The Commonwealth Bank’s 4.1% increase made the largest positive contribution – and also rated as the sixth highest rate of any business worldwide for the quarter.

This dividend rate decline was evident across the APAC ex-Japan region, which saw underlying growth decline by 6.8%, while headline growth dropped 9.9%, dragged down by weakness in Australia, Hong Kong and Taiwan.

China, India and Singapore all saw record dividends paid during the quarter. Most of the growth in China came from Alibaba, which is distributing cash to shareholders for the first time this year, whereas in India it reflected strong growth across a very broad range of companies, Janus wrote.
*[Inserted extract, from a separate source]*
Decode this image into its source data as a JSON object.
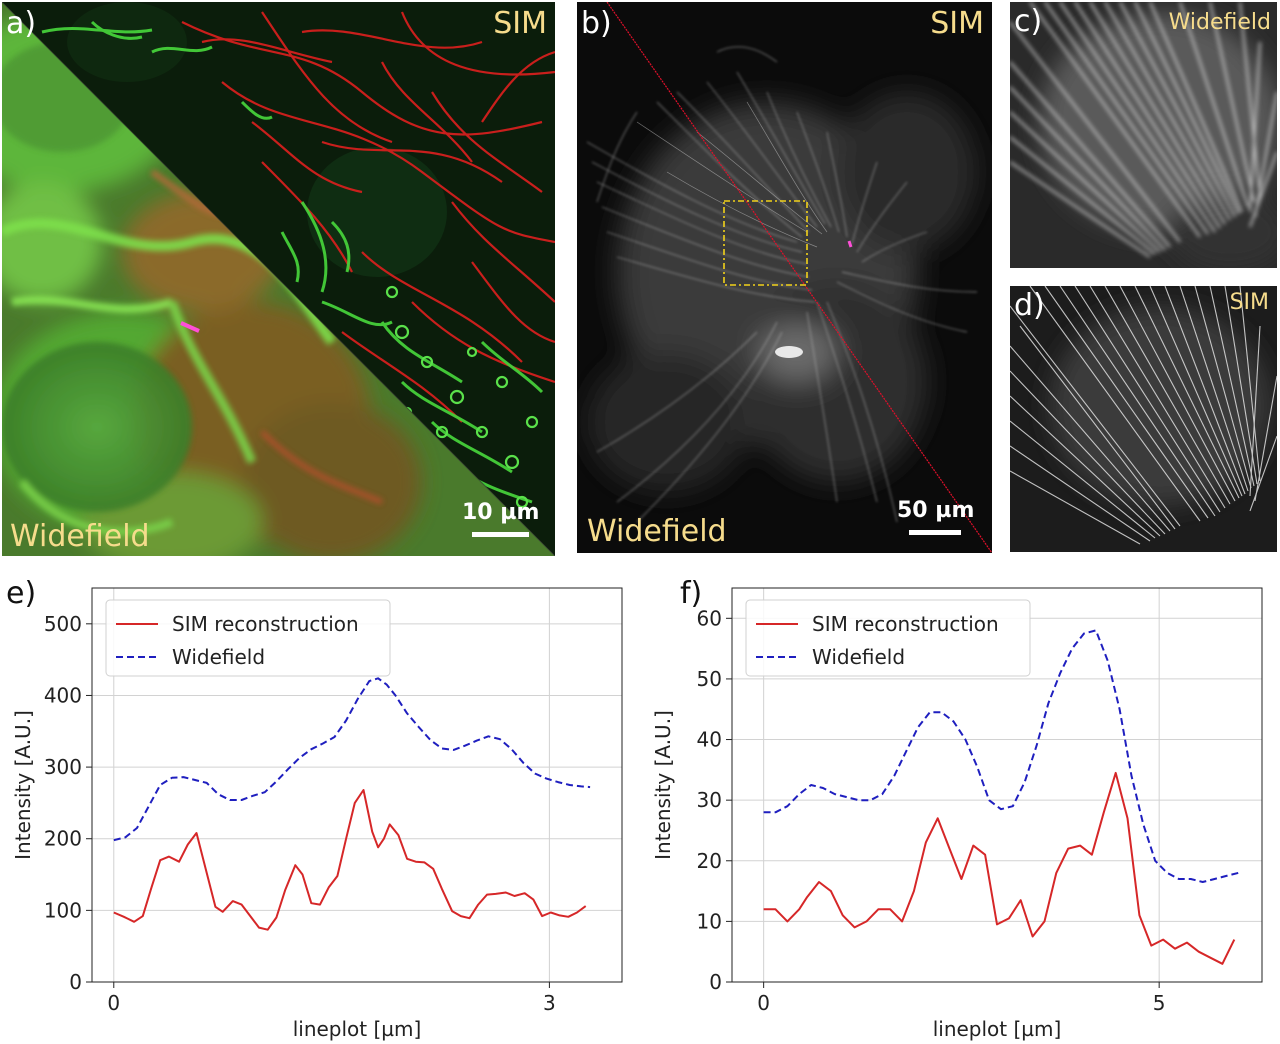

In North America, the first year of dividends from internet media companies Meta and Alphabet added a significant boost to already strong growth in the US, where 96% of companies raised payouts or held them steady year-on-year. Growth in the US reached 10.0% on an underlying basis.

On track to beat record

Given the lower level of Q3 one-off special dividends, Janus has trimmed its forecast for 2024 slightly to US$1.73 trillion, representing a headline increase of 4.2% compared to 2023 (down from a previous estimate of 4.7%). This figure still “comfortably [hits] a new record”.

Underlying growth is expected to be 6.4%, in line with previous forecasts.

“Concerns that higher interest rates might cause significant strain [on] the global economy have generally ebbed away. Companies report that it is getting easier to refinance debts and the banks are well-capitalised and generating good returns, even as interest rates fall, with bad debts remaining under control.

“Company profitability in most parts of the world looks robust and implies that dividend growth can continue into 2025.

“Dividends in any case show more steady growth than profits over time as companies seek to manage payout ratios over the business cycle.